Data Revolution Overview: Massive Data Access Initiatives in Health and Science Ramp Up

by Justin Q Taylor


If you work in the health or science sectors, you have probably noticed a flurry of “big data” initiatives. Finding ways to standardize and make accessible the massive amounts of data we accumulate is a growing challenge. Let’s look at some of the recent progress in this area and how we might move forward.

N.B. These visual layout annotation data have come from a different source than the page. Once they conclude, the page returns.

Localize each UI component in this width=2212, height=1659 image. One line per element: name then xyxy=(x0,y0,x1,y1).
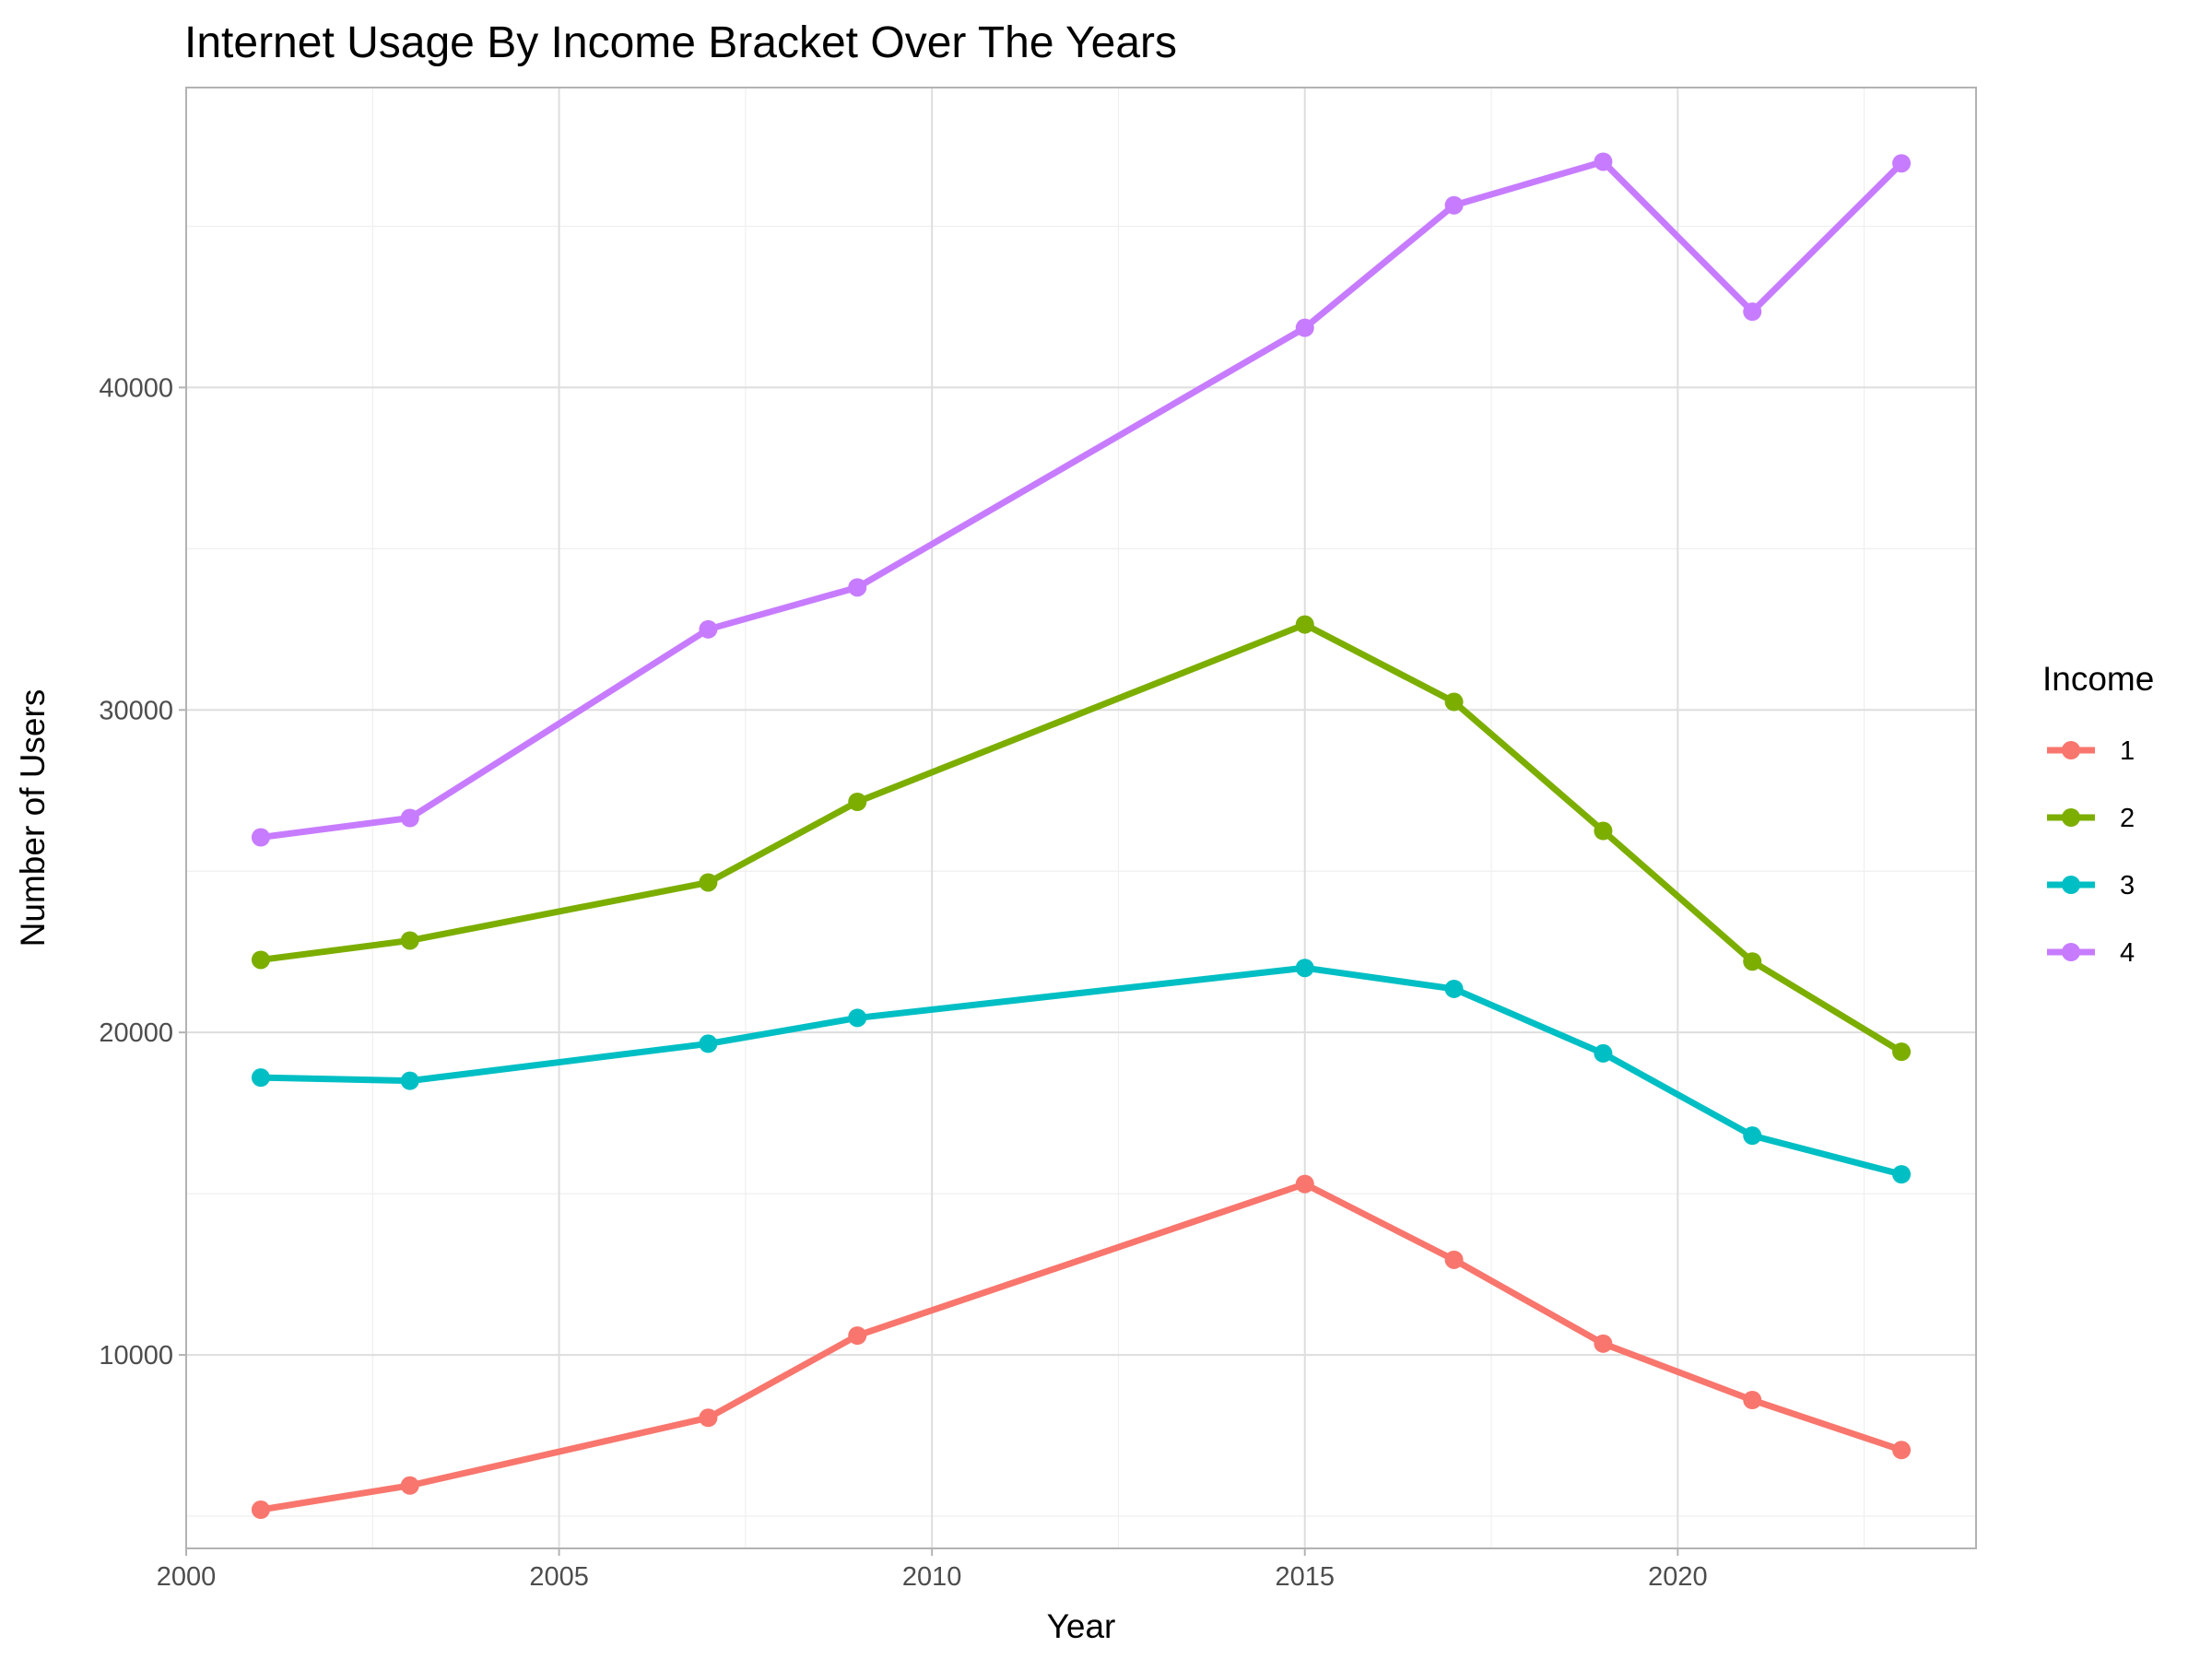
data-point xyxy=(699,619,718,639)
x-axis-title: Year xyxy=(1047,1607,1116,1645)
data-point xyxy=(251,950,270,970)
data-point xyxy=(1892,1441,1912,1460)
data-point xyxy=(400,808,419,828)
data-point xyxy=(1743,952,1762,971)
data-point xyxy=(848,1326,867,1346)
data-point xyxy=(1892,154,1912,173)
data-point xyxy=(699,1408,718,1428)
data-point xyxy=(1295,615,1314,634)
data-point xyxy=(848,793,867,812)
x-axis: 2000 2005 2010 2015 2020 xyxy=(157,1548,1708,1592)
data-point xyxy=(1594,821,1613,841)
data-point xyxy=(400,1476,419,1495)
data-point xyxy=(1444,195,1464,215)
series-line xyxy=(260,158,1904,841)
data-point xyxy=(699,873,718,892)
data-point xyxy=(1444,692,1464,712)
series-3 xyxy=(251,959,1912,1184)
legend-label: 3 xyxy=(2120,871,2135,900)
legend-label: 1 xyxy=(2120,736,2135,766)
series-1 xyxy=(251,1174,1912,1520)
data-point xyxy=(1892,1165,1912,1184)
y-tick-label: 20000 xyxy=(99,1018,173,1048)
data-point xyxy=(848,578,867,597)
chart-title: Internet Usage By Income Bracket Over Th… xyxy=(184,18,1177,67)
data-point xyxy=(1743,1126,1762,1146)
legend-label: 2 xyxy=(2120,804,2135,833)
data-point xyxy=(1892,1042,1912,1062)
series-line xyxy=(260,1181,1903,1513)
data-point xyxy=(1594,1043,1613,1063)
data-point xyxy=(1295,318,1314,337)
x-tick-label: 2015 xyxy=(1275,1562,1335,1592)
data-point xyxy=(848,1008,867,1028)
data-point xyxy=(1444,979,1464,998)
x-tick-label: 2005 xyxy=(529,1562,589,1592)
data-point xyxy=(1295,1174,1314,1194)
data-point xyxy=(1444,1250,1464,1269)
data-point xyxy=(1295,959,1314,978)
data-point xyxy=(1594,152,1613,171)
panel-border xyxy=(185,87,1977,1549)
y-tick-label: 10000 xyxy=(99,1341,173,1371)
legend-item: 4 xyxy=(2047,938,2135,968)
data-point xyxy=(699,1034,718,1053)
series-layer xyxy=(251,152,1912,1520)
major-gridlines xyxy=(185,88,1976,1548)
legend-item: 1 xyxy=(2047,736,2135,766)
data-point xyxy=(1743,1391,1762,1410)
legend-key-point xyxy=(2062,876,2080,894)
legend-key-point xyxy=(2062,741,2080,759)
data-point xyxy=(400,931,419,950)
legend: Income 1 2 3 4 xyxy=(2042,660,2154,968)
legend-key-point xyxy=(2062,943,2080,961)
series-2 xyxy=(251,615,1912,1062)
legend-item: 2 xyxy=(2047,804,2135,833)
x-tick-label: 2020 xyxy=(1648,1562,1708,1592)
minor-gridlines xyxy=(186,88,1976,1548)
data-point xyxy=(1594,1334,1613,1353)
x-tick-label: 2000 xyxy=(157,1562,217,1592)
legend-title: Income xyxy=(2042,660,2154,698)
y-axis: 10000 20000 30000 40000 xyxy=(99,373,186,1371)
data-point xyxy=(1743,302,1762,322)
x-tick-label: 2010 xyxy=(902,1562,962,1592)
legend-label: 4 xyxy=(2120,938,2135,968)
legend-item: 3 xyxy=(2047,871,2135,900)
y-axis-title: Number of Users xyxy=(14,689,52,947)
series-line xyxy=(260,964,1902,1178)
data-point xyxy=(251,1500,270,1520)
data-point xyxy=(251,1068,270,1088)
series-4 xyxy=(251,152,1912,847)
y-tick-label: 30000 xyxy=(99,696,173,725)
series-line xyxy=(260,621,1903,1055)
legend-key-point xyxy=(2062,808,2080,827)
data-point xyxy=(251,828,270,847)
data-point xyxy=(400,1071,419,1090)
y-tick-label: 40000 xyxy=(99,373,173,403)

Healthcare has undergone massive policy changes in the last few years, but the data revolution in this field has just begun. 2010’s Affordable Care Act laid the policy groundwork for expanding the use and usefulness of Health Information Technology, notably by encouraging Electronic Medical Records.  Obviously, standardizing health information represents a huge boon to public health research by allowing for easy access to reliable health information. In April, McKinsey & Company released a comprehensive report calling for increased integration of big data into healthcare processes. Notably, they estimate that expansion of current integration trends could lead to a $300-450 billion annual reduction in US healthcare spending, representing a 12-17% overall decrease. On the technological side, the McKinsey report points out that more than 200 new businesses have developed “innovative health-data applications” since 2010. A recent Technorati article confirms the trend of technological innovation brought on by big data, pointing out Samsung’s innovative work with hospitals to create new technology which allows Electronic Medical Records to be better integrated into patient care.

The data revolution is also becoming a greater part of scientific research. With last year’s launch of Obama’s $200 million “Big Data Research and Development Initiative,” the government has accelerated many projects which will allow big data pooling in science. The president’s FY14 budget proposal includes an additional $40 million to expand NIH involvement in the initiative.

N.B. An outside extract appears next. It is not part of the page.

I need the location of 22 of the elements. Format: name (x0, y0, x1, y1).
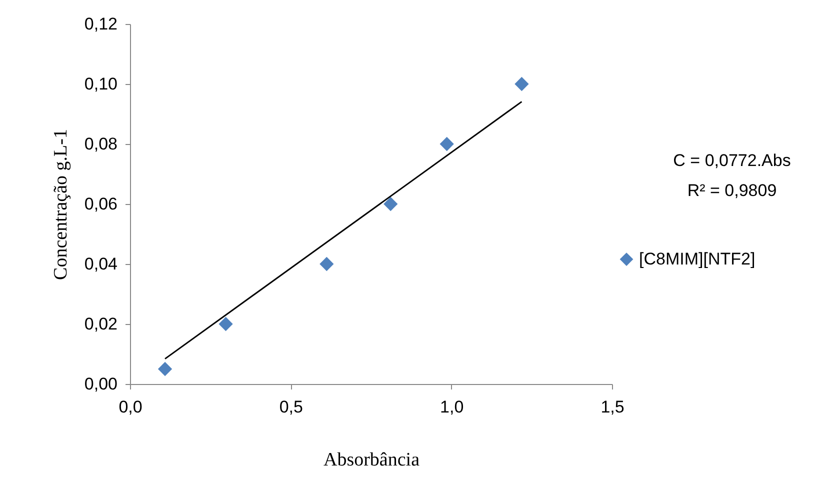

As an example of this work, a big step forward was achieved in cancer research last week when the University of Chicago launched “The Bionimbus Protected Data Cloud” to allow for secure access to genetic cancer information from The Cancer Genome Atlas (TCGA). Previously, using  The Cancer Genome Atlas involved weeks of downloading data and additional time setting up methods to manipulate that data. Cloud access to many of the giant data initiatives in the science world will be very helpful to increasing the use of data which is otherwise difficult for researchers to access.

Readers: How can we push smaller research communities to start using more big data methods to standardize and share data? Are you involved with a project that uses big data in an innovative way?